Каждый народ имеет своих охранителей. Не нужно говорить, какие числа составляют народ и пересчитывать все его свойства. Нужно только назвать два или три, или четыре имени, и их звездный свет скажет, что этот народ не умрет и душа его действенна и благородна.
Кто хочет сказать Эллада, тот скажет Гомер и Эсхил, Гераклит и Платон. Кто скажет Данте, Леонардо, Рафаэль, Микель Анджело, на того глянет не только золото и лазурь итальянской мечты, но и вся красота человеческого достоинства, вся гражданская мощь этой страны, чье имя так нежно. Кальдерон и Сервантес, Греко и Веласкес охраняют в веках Испании много надежнее, чем ее охраняли войска всех испанских королей. Два сладко шелестящие имени, Шекспир и Шелли, говорят о том, что холодный народ, любящий без конца завладевать колониями, имеет кроме этого сомнительного свойства и много добрых качеств и будет жить, когда историческое Завтра весьма уменьшит число этих владений.
Гении-охранители великого царства России, временно переживающего бурю и разорванность, многочисленны, но четыре имени особенно означительны и указующи в наши дни крушения старого мира и стихийного приближения новой эпохи. Два имени мало известны Европе, два — обошли не только все страны Европы, но и весь Земной Шар. Эти имена — Достоевский, Толстой, Врубель и Скрябин.
Каждое из этих имен, по-своему, в корне опрокидывает старый мир и зовет к совершенно новому строительству. Врубеля, живопись которого есть не только живопись, но и вдохновенное тайночтение человеческой души, знают те из французов, которые интересуются русским искусством. Огненную музыку Скрябина, нашедшего новые музыкальные пути, неведомые Вагнеру, ни высоким французским композиторам, могла создать только душа, которая сжигает целый лес, чтоб явить новое изумительное поле. Влияние Достоевского и Толстого на европейское художественное творчество уже многолетнее, и русла этих потоков широки.
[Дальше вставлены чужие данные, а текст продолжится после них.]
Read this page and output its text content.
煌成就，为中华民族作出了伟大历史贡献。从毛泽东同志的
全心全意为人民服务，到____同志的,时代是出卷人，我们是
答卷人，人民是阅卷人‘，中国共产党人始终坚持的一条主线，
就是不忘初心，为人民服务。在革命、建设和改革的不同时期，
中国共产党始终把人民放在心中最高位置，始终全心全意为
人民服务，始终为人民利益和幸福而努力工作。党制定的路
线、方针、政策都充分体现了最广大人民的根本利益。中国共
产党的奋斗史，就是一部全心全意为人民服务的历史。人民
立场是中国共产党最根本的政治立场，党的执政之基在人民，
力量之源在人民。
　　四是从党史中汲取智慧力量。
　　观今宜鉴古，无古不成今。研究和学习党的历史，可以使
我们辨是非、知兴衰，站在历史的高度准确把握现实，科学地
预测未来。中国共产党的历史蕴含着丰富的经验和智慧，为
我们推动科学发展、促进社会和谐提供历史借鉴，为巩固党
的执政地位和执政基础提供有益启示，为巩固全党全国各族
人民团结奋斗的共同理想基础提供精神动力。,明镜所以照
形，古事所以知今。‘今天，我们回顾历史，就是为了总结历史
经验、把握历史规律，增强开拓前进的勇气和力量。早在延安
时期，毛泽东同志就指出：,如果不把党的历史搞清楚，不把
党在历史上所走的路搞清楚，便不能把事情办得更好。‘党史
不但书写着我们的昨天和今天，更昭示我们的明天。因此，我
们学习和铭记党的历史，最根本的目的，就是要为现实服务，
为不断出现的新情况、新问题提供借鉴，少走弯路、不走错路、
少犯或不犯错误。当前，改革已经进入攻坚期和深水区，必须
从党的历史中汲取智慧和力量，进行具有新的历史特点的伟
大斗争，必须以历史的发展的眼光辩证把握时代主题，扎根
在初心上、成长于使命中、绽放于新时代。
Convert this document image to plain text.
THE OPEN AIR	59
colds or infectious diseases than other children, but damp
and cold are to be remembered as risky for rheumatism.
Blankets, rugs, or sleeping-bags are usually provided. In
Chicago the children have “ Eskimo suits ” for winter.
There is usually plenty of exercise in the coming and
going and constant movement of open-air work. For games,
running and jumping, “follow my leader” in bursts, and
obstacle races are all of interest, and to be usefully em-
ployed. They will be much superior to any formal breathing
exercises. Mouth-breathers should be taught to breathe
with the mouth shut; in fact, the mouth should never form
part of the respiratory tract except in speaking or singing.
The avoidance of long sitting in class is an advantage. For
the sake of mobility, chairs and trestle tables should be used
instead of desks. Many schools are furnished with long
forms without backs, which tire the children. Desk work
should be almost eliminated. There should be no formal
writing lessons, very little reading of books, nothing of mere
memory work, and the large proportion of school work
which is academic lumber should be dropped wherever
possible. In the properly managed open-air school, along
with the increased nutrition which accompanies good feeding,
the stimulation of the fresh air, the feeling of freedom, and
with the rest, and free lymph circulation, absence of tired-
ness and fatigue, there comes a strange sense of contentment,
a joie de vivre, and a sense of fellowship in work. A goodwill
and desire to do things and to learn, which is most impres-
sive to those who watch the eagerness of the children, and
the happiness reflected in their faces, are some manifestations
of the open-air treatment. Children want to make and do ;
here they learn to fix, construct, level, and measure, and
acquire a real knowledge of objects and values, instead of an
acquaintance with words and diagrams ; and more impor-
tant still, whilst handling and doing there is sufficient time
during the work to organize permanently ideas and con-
В пленительном Оксфорде, где так волшебны старинные парки при колледжах, размерной походкой со мной проходил однажды под развесистыми вязами спокойный профессор, душою живший в древней Элладе и писавший книгу об Аристотеле. ‘Знаете ли’, — сказал он мне, — ‘что только раз в жизни некоторая книга не дала мне спать целую ночь и опрокинула все в моей душе. Я однажды вечером начал читать ‘Преступление и наказание’ Достоевского. Я не оторвался от романа, пока не кончил, и знаю, что другой такой книги не прочту’.
Кто читал Достоевского и способен чувствовать и мыслить, тот знает, что после прочтения двух-трех его книг человеческая душа видит новые очертания в старых предметах и совесть приобретает ту остроту, которая возникает в упорно оттачиваемом лезвии. И самый блестящий поэт-философ 19-го столетия, Ницше, этот жуткий и зоркий буревестник, сказал, что единственный писатель, у которого он мог чему-нибудь научиться, был — Достоевский.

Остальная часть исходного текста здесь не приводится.